Recent research, however, has begun to suggest that flexible employment may have adverse affects on the health of workers. For instance, mortality is significantly higher among temporary workers in comparison with permanent workers.2 Persons who experience frequent job changes are more likely to smoke, consume more alcohol, and exercise less3; and workers who perceive job insecurity experience significant adverse effects on their physical and mental health.4 Despite some of the limitations of these kinds of studies, primarily in the various definitions of flexible employment (which can be variably defined as job insecurity, frequent job change, or type of contract), the picture regarding this important question is becoming clearer.

In this issue, Artazcoz et al add another piece to this complex puzzle.5 The authors examine the possible impact of flexible employment on health inequalities, and show an association between poor mental health outcomes and two forms of flexible employment (non-fixed term temporary contracts and being employed with no contract) that differentially affects less privileged workers: women and male manual workers.

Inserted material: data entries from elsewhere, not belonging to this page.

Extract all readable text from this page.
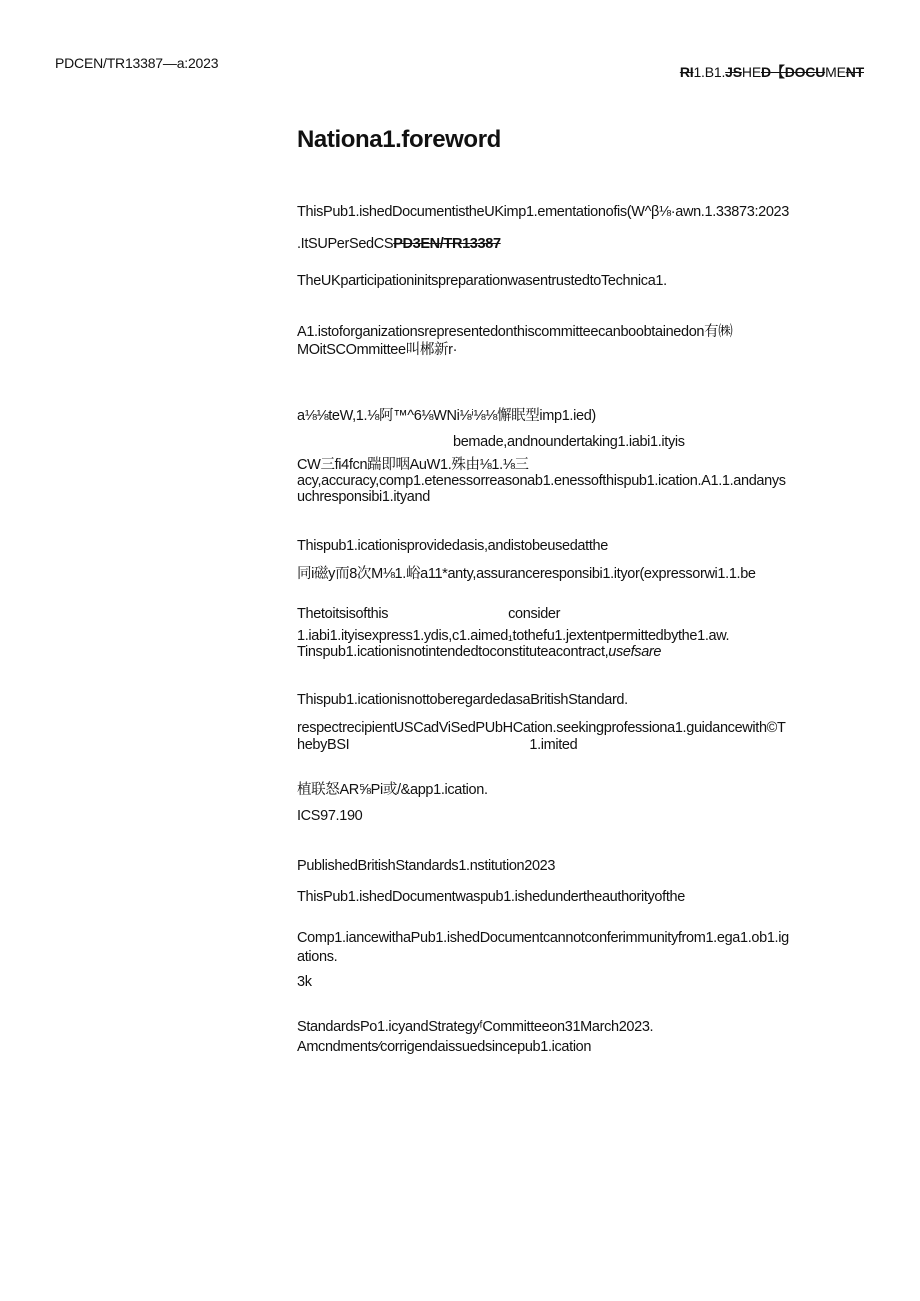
PDCEN/TR13387—a:2023
RI1.B1.JSHED【DOCUMENT
Nationa1.foreword

ThisPub1.ishedDocumentistheUKimp1.ementationofis(W^β⅛·awn.1.33873:2023

.ItSUPerSedCSPD3EN/TR13387

TheUKparticipationinitspreparationwasentrustedtoTechnica1.

A1.istoforganizationsrepresentedonthiscommitteecanboobtainedon有㈱
MOitSCOmmittee叫郴新r·

a⅛⅛teW,1.⅛阿™^6⅛WNi⅛ⁱ⅛⅛懈眠型imp1.ied)

bemade,andnoundertaking1.iabi1.ityis

CW三fi4fcn踹即咽AuW1.殊由⅛1.⅛三
acy,accuracy,comp1.etenessorreasonab1.enessofthispub1.ication.A1.1.andanys
uchresponsibi1.ityand

Thispub1.icationisprovidedasis,andistobeusedatthe

同i磁y而8次M⅛1.峪a11*anty,assuranceresponsibi1.ityor(expressorwi1.1.be

Thetoitsisofthis	consider

1.iabi1.ityisexpress1.ydis,c1.aimed₁tothefu1.jextentpermittedbythe1.aw.
Tinspub1.icationisnotintendedtoconstituteacontract,usefsare

Thispub1.icationisnottoberegardedasaBritishStandard.

respectrecipientUSCadViSedPUbHCation.seekingprofessiona1.guidancewith©T
hebyBSI	1.imited

植联怒AR⅝Pi或/&app1.ication.

ICS97.190

PublishedBritishStandards1.nstitution2023

ThisPub1.ishedDocumentwaspub1.ishedundertheauthorityofthe

Comp1.iancewithaPub1.ishedDocumentcannotconferimmunityfrom1.ega1.ob1.ig
ations.

3k

StandardsPo1.icyandStrategyᶠCommitteeon31March2023.

Amcndments⁄corrigendaissuedsincepub1.ication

A further unique contribution of this study is the analysis of the impact of flexible employment on marital and parental status. Workers, especially men, with temporary or no contracts seemed more likely to remain single and not have children. And although few associations were statistically significant, they do open research to study the possible role of flexible labour markets on low birth rates, a common problem of developed countries. In this regard, it will be interesting to consider the effect of flexible employment on single parents, especially women, as the analysis of children living at home was restricted to persons in the survey who were married or cohabiting. Given the increasing frequency of single parenthood in developed countries, and the possibility that an association between being a single parent and being engaged in precarious employment could conceivably go in either a positive or inverse direction (in fact, constituting an example of “reverse causation”), this issue should be examined more closely in future studies.

The next research question is to explore the mechanisms that could underlie the associations identified by this study. Why are some forms of temporary contracts associated with poor mental health? Are they attributable to more hazardous working conditions, to a lack of job experience or to both? Are temporary workers, with their resulting greater job vulnerability, exposed to more stressful circumstances than permanent workers? In addition, other mechanisms related to precarious employment such as the organisational characteristics of the workplace (lack of unionisation or social benefits), or discrimination by both supervisors and permanent workers, should also be examined in future analyses.

It is true that not all flexible employment will have a negative effect on health. Among highly educated workers, such as managers and professionals, a flexible labour situation could be beneficial because job changes may be voluntary or reflect the initial stages of a professional career, or both. This is, in fact, suggested in the study, which found that the association between flexible employment and mental health status varied as a function of social class, mostly affecting less privileged workers. However, if this were true, then an added undesired effect of the flexible labour market could be that it contributes to increasing health inequalities among social classes. It has been previously established that the workplace is one origin of health inequalities6; this finding would add the labour market as another predictor of health inequalities, a clear priority on the public health policy agenda.

A flexible labour market could contribute to increasing health inequalities and should be a priority on the public health policy agenda.